Rechtliche Beurteilung
1. § 16 Abs 2 UVG ordnet die Innehaltung mit der Auszahlung von bewilligten Unterhaltsvorschüssen für den Fall an, dass das Gericht die vorgetragenen Einwendungen für beachtlich hält. Schon diese Formulierung hebt sich deutlich von jener des § 7 Abs 1 Z 1 UVG ab, wonach die Vorschüsse ganz oder teilweise zu versagen sind, wenn begründete Bedenken gegen den unveränderten Weiterbestand der Unterhaltspflicht bestehen. Die Anordnung der sinngemäßen Anwendung der Bestimmungen über die Innehaltung auf die Änderung der Vorschüsse gemäß § 19 UVG wäre schlechterdings unverständlich, wollte man in beiden Fällen die Entscheidung völlig undifferenziert nach einem bloß kursorischen Verfahren treffen. Die sinngemäße Anwendung des § 16 UVG auch in den Fällen des § 19 UVG kann vielmehr nur bedeuten, dass die Innehaltung nur dann anzuordnen ist, wenn beachtliche Gründe dafür sprechen, dass nach den noch durchzuführenden Erhebungen begründete Bedenken gegen die Weitergeltung oder die Angemessenheit des Titels bestehen (1 Ob 78/03g).
Dabei ist die Mitteilung allein, der Unterhaltspflichtige beziehe
nunmehr Arbeitslosengeld, nicht geeignet, begründete Bedenken im Sinn
des § 7 Abs 1 Z 1 UVG zu erwecken (1 Ob 78/03g; ebenso 7 Ob 48/98d =
EFSlg 87.712, 87.715; 7 Ob 16/00d = EFSlg 94.110 uva; vgl auch 8 Ob
31/98m = EFSlg 87.722 mwN [für den Fall des Sozialhilfebezugs];
anders jedoch 3 Ob 257/05y = EFSlg 111.561 [für den Fall eines
längerfristigen Krankengeldbezugs]). Jedoch stellt diese Mitteilung zumindest einen beachtlichen Grund dafür dar, dass einerseits entsprechende Erhebungen angestellt und andererseits eine mit einiger Wahrscheinlichkeit mögliche Überzahlung vermieden wird. Eine angeordnete Innehaltung ist daher im Fall der Arbeitslosigkeit des Unterhaltspflichtigen grundsätzlich nicht zu beanstanden (1 Ob 78/03g).
2. Das Erstgericht hat seinen Innehaltungsbeschluss am gefasst, das Rekursgericht hat am entschieden. Zu beiden Zeitpunkten war der Vater jedoch als Arbeiter (bei demselben Arbeitgeber) sozialversicherungsrechtlich gemeldet (AS 53). Von einem Arbeitslosengeldbezug des Vaters kann somit nicht ausgegangen werden.

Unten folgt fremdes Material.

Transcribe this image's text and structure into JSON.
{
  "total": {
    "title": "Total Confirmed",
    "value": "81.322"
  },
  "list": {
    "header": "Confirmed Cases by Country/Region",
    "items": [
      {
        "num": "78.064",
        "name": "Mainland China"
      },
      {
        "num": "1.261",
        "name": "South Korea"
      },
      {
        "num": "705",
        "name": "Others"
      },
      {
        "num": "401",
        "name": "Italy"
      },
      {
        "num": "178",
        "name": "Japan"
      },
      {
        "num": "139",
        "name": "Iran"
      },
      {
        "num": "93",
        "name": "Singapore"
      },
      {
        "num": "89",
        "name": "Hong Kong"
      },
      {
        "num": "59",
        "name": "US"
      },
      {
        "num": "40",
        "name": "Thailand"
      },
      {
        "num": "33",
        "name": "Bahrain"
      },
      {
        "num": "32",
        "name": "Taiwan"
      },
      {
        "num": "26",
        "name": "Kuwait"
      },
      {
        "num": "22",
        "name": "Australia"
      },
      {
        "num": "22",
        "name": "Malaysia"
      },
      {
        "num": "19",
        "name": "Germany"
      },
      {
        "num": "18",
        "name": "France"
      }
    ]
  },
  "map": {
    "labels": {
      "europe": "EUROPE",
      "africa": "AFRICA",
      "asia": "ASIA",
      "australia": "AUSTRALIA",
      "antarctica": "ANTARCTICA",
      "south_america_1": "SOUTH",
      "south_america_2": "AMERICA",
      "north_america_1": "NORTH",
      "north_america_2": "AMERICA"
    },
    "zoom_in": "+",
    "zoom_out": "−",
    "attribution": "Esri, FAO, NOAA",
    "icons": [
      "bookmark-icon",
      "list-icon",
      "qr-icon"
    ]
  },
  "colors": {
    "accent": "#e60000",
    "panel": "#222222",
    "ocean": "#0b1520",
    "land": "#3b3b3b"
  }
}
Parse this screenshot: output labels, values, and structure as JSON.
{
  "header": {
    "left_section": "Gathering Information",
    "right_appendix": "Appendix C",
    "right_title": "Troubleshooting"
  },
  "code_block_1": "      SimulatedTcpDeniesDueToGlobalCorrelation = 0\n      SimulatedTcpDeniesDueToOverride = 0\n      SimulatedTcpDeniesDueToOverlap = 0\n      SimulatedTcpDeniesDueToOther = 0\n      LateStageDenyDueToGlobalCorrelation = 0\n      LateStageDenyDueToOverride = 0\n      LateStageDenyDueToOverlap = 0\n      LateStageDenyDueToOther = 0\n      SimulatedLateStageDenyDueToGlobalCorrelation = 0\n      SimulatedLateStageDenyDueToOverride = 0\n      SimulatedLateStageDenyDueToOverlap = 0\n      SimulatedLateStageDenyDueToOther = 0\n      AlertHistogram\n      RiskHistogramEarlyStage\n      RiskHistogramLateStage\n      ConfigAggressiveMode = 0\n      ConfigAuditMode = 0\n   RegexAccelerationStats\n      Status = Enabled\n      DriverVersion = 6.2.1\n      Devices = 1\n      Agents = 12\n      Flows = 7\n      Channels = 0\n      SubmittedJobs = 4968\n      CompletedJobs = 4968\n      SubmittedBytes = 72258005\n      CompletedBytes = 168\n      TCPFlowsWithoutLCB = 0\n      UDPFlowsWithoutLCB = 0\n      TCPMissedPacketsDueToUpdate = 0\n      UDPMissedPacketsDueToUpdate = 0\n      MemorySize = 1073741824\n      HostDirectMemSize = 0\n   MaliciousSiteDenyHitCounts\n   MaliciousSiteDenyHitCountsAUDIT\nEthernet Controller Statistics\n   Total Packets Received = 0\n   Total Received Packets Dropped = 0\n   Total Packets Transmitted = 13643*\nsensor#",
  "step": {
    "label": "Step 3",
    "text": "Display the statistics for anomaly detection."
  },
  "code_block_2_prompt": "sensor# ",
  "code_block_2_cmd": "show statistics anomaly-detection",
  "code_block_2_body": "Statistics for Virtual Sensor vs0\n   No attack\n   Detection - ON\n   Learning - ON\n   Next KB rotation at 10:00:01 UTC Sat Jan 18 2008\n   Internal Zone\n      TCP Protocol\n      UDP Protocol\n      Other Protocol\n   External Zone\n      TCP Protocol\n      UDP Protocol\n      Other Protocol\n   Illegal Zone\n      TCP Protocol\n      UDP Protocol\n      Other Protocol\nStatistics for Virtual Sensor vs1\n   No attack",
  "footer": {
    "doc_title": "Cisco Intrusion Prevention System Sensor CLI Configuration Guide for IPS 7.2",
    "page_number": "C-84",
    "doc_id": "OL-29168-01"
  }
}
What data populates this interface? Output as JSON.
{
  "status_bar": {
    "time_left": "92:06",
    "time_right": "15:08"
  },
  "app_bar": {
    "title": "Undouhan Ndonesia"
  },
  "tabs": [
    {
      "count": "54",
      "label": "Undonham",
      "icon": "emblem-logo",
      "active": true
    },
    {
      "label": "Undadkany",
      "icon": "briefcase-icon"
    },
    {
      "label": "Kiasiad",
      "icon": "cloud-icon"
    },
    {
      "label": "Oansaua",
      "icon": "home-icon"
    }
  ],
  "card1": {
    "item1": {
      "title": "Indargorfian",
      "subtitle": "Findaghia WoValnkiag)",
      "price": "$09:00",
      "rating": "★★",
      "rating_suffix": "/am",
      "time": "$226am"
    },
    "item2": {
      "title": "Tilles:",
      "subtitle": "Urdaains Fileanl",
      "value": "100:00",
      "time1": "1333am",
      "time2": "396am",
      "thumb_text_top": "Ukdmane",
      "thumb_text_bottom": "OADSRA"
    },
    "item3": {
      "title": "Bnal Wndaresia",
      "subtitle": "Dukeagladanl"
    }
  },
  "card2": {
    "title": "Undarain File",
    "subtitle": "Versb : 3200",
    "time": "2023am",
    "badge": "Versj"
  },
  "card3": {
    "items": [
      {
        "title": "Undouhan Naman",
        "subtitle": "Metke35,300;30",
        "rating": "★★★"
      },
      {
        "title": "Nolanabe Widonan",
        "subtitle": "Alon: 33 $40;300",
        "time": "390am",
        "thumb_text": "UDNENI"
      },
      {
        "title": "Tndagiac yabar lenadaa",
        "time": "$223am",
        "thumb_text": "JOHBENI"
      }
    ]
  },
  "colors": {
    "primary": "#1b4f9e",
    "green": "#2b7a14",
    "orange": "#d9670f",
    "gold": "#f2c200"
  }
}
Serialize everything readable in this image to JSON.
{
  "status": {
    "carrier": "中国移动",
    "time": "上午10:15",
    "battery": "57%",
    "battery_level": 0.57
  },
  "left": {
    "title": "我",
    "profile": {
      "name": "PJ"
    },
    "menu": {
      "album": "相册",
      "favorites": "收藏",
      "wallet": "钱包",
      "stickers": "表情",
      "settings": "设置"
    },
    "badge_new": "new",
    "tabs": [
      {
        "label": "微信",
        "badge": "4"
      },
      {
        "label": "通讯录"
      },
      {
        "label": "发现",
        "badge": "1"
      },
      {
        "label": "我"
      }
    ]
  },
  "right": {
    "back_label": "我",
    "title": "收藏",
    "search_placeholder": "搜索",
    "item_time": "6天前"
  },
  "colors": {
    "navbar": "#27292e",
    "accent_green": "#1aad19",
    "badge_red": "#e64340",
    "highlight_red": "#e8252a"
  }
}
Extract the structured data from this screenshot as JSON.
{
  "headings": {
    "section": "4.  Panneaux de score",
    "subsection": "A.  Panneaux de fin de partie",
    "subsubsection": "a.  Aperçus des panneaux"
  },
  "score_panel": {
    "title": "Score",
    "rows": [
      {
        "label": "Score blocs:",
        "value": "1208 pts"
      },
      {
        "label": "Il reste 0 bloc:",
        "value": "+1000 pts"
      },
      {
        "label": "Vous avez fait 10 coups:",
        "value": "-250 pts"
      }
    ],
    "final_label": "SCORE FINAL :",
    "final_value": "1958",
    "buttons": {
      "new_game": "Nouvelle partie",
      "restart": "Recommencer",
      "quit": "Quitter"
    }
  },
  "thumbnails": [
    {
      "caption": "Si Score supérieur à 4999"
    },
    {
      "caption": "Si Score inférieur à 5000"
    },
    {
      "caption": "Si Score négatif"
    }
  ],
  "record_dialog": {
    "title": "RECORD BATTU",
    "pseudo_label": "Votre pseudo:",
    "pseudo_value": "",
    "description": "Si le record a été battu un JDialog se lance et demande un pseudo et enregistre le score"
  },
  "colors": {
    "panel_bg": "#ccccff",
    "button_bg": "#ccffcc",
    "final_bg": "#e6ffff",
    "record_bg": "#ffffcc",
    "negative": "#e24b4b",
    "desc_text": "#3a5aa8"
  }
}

3. Der Minderjährige hat infolge einer weiteren Sorgepflicht des Vaters Anspruch auf 20 % von dessen Unterhaltsbemessungsgrundlage. Der derzeitige Unterhaltstitel lautet auf 4.500 S bzw 327 EUR und setzt damit eine Unterhaltsbemessungsgrundlage von rund 22.500 S bzw
1.600 EUR voraus. Diese läge aber unter dem aktuellen Medianeinkommen von männlichen Arbeitern in Österreich (für 2004 1.772 EUR [siehehttp://statistik.arbeiterkammer.at/seite_201.htm]). Das Medianeinkommen kann als Richtwert im Bereich des Unterhaltsvorschussrechts herangezogen werden (vgl 1 Ob 191/01x = SZ 74/138). Da im Übrigen dem derzeitigen Unterhaltstitel (im Jahr 1997!) bereits ein Einkommen des Vaters in Höhe von rund 36.000 S zugrunde gelegt worden war, sprechen entgegen der Auffassung der Vorinstanzen keine beachtlichen Gründe dafür, dass tatsächlich nach den noch durchzuführenden Erhebungen begründete Bedenken gegen die Weitergeltung oder die Angemessenheit des Titels bestehen. Die Beschlüsse der Vorinstanzen auf (teilweise) Innehaltung der Unterhaltsvorschüsse waren daher ersatzlos zu beheben.